9 thoughts on “This is what a surveillance society looks like.

  1. BTW…Hello, gentlemen and ladies here, it is such an honor and pleasure to be amongst like-minded people. On the above thread, I wonder how long it will be or how many Elvis spottings they’ve had???

  2. May I clarify.  These cameras are not Government cameras.  They fall into 4 broad catagories.

    1) Police traffic cameras- used on main/busy roads to monitor traffic flow.

    2) Specified government sites requiring security- prisons, military camps etc

    3) Those operated by town councils.  These are primarily in public places and monitored by civilians- though I know at least one police station that did get a feed from the local control centre, and covered at times the civvies didn’t work (3am tuesday morning).  These cover places like shopping areas, parks.

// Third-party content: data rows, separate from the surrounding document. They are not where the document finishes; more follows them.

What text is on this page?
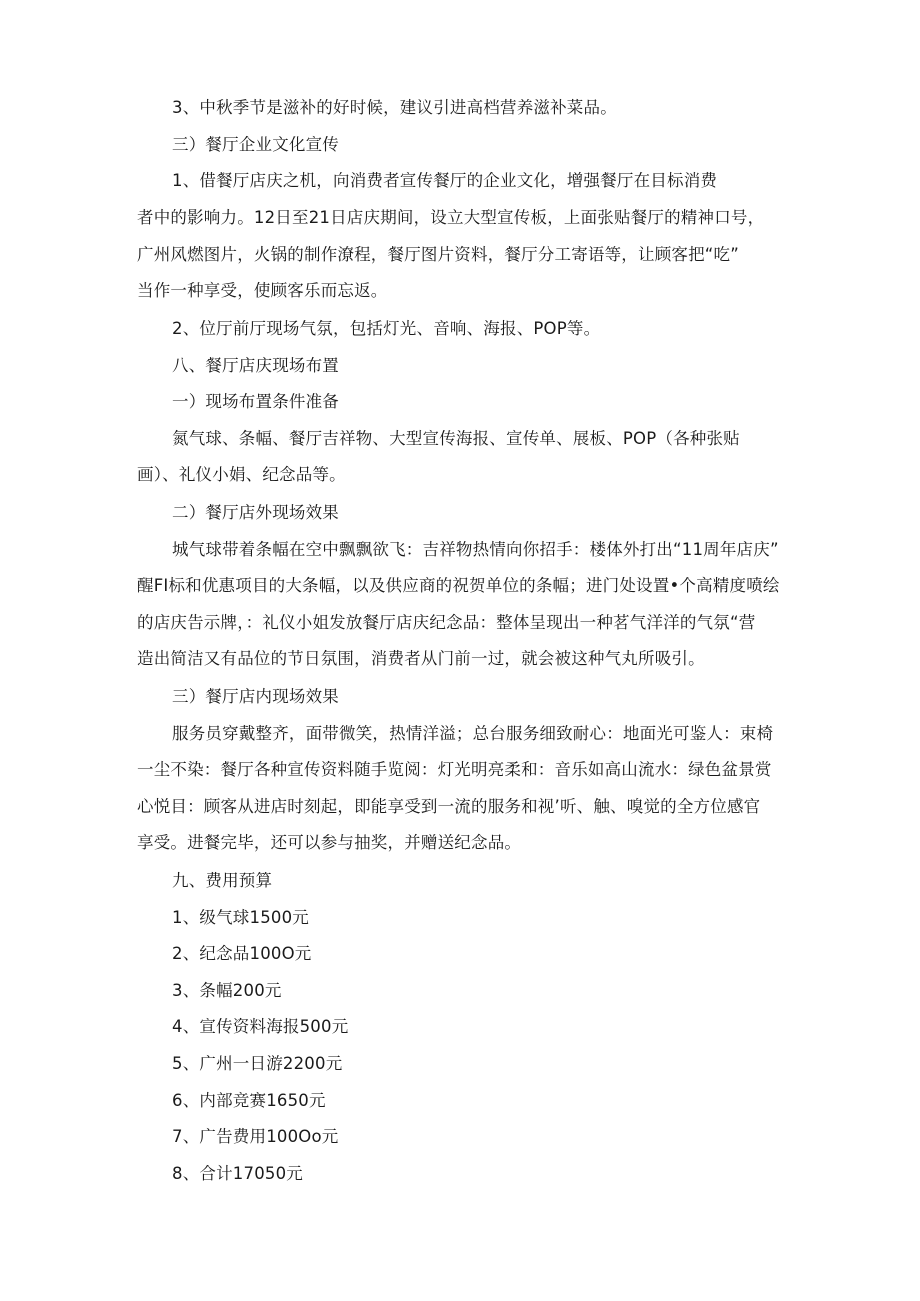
3、中秋季节是滋补的好时候，建议引进高档营养滋补菜品。
三）餐厅企业文化宣传
1、借餐厅店庆之机，向消费者宣传餐厅的企业文化，增强餐厅在目标消费
者中的影响力。12日至21日店庆期间，设立大型宣传板，上面张贴餐厅的精神口号，
广州风燃图片，火锅的制作潦程，餐厅图片资料，餐厅分工寄语等，让顾客把“吃”
当作一种享受，使顾客乐而忘返。
2、位厅前厅现场气氛，包括灯光、音响、海报、POP等。
八、餐厅店庆现场布置
一）现场布置条件准备
氮气球、条幅、餐厅吉祥物、大型宣传海报、宣传单、展板、POP（各种张贴
画）、礼仪小娟、纪念品等。
二）餐厅店外现场效果
城气球带着条幅在空中飘飘欲飞：吉祥物热情向你招手：楼体外打出“11周年店庆”
醒FI标和优惠项目的大条幅，以及供应商的祝贺单位的条幅；进门处设置•个高精度喷绘
的店庆告示牌，：礼仪小姐发放餐厅店庆纪念品：整体呈现出一种茗气洋洋的气氛“营
造出简洁又有品位的节日氛围，消费者从门前一过，就会被这种气丸所吸引。
三）餐厅店内现场效果
服务员穿戴整齐，面带微笑，热情洋溢；总台服务细致耐心：地面光可鉴人：束椅
一尘不染：餐厅各种宣传资料随手览阅：灯光明亮柔和：音乐如高山流水：绿色盆景赏
心悦目：顾客从进店时刻起，即能享受到一流的服务和视’听、触、嗅觉的全方位感官
享受。进餐完毕，还可以参与抽奖，并赠送纪念品。
九、费用预算
1、级气球1500元
2、纪念品100O元
3、条幅200元
4、宣传资料海报500元
5、广州一日游2200元
6、内部竞赛1650元
7、广告费用100Oo元
8、合计17050元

    4) Amoung the most common- privately owned- ie INSIDE shops, offices, and outside some houses.

    There is no ‘big brother’ central control room. CCTV is a common solution by ordinary people.

  3. Low level street crime is the usual reason people will ask for it (I’m not saying every one, but sometimes CCTV is seen as the way to discourage anti-social behaviour, as you have the perpetrators on film).

    Most cameras are in private hands- shops, malls etc, and most shops seem to have them. I’m sure they willpoint out you don’t have to enter the shop if you don’t like their security to prevent shop lifting.

    Both the kids schools have CCTV- they are there to keep an eye on kids so no weirdos get into the school and do unspeakable things. Now in a calm collected world we all know how unlikely that is, but how do you explain that to a parent who has swallowed too much of the shock press? Whose right is being infringed.

    On the other hand paedophiles do occasionally visit play areas, and people will see surveilance as a good thing.  Also public areas are prone to being vandalised, or younger kids being driven away by teens. Again people will ask how are these cameras hurting them.

    The ones in public areas tend to be town centres and high streets- places where crowds build up. CCTV gives a easy ‘eye in the sky’ to direct security or police to incidents.  They also monitor drinkers at the week end.

    The question is: Which of these should be removed, and why? How exactly are they harming the average man in the street?

    At the moment these are a ‘passive’ system, used to direct security to incidents, or to provide evidence after the event.  If they were one unified system capable of tracking people across the country I would oppose that, but then your bank already does that.

  4. The question is: Which of these should be removed, and why? How exactly are they harming the average man in the street?

    I see. The surveillance version of Pascal’s Wager.

  5. No its not. The difference is cameras exist.  I really do want to know which ones to oppose.  I do get a ‘feeling’ about so many, but I can not always articulate it.  Should I avoid shops with CCTV? On what rationale?  What harm is the one overlooking the school entrance? That is controlled by the school.  The traffic control ones?  These are used by radio stations to inform travellers of problems.  Criminals are caught on camera every day, and photos published by the police.